This made my day when I found it a few weeks back, so I hope you’ll forgive my sharing my enjoyment. According to Google Scholar, my book with Ike Chuang is one of the ten most cited physics books of all time. Here’s Google’s list (I omit one book, the math text by Kato which has unaccountably escaped into the physics category):

- J. D. Jackson,
*Classical Electrodynamics* - Benoit Mandelbrot,
*The Fractal Geometry of Nature* - S. M. Sze,
*Physics of Semiconductor Devices* - Charles Kittel,
*Introduction to Solid State Physics* - C. W. Allen,
*Astrophysical Quantities* - H. S. Carslaw,
*Introduction to the Mathematical Theory of the Conduction of Heat in Solids* - P. R. Bevington, D. K. Robinson, and G. Bunce,
*Data Reduction and Error Analysis for the Physical Sciences* - H. Schlichting and K. Gersten,
*Boundary-Layer Theory* - P. M. Morse and H. Feshbach,
*Methods of Theoretical Physics* - Michael A. Nielsen and Isaac L. Chuang,
*Quantum Computation and Quantum Information*

There’s many caveats. Google’s citation coverage is incomplete, they seem to double count some citations, and so on. And, of course, it’s not even clear what citation counts mean. Still, this brought a smile to my face; it’s enduringly pleasing to have done something that other people have apparently found quite useful.

Congratulations Mike!

You beat Goldstein, Ashcroft & Mermin, and Landau & Lifshitz! Well done!

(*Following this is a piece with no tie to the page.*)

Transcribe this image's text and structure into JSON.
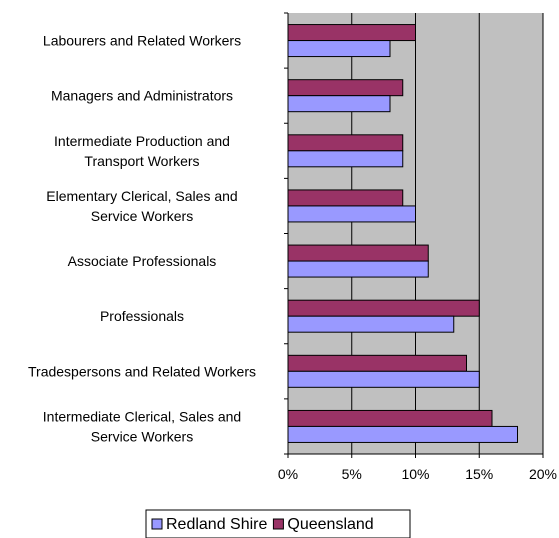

I know how you feel. (or want to, blush)

From a fan.

I’d say have fun, but you are having fun.

That counts as _awesome._

Congrats! That’s fantastic news!

Thankyou, everyone!

Would you consider working on the 2nd edition? That would make an already awesome book perfect.

grad student: thankyou for the compliment! I’m afraid I no longer work on quantum computing, and certainly won’t be working on a second edition.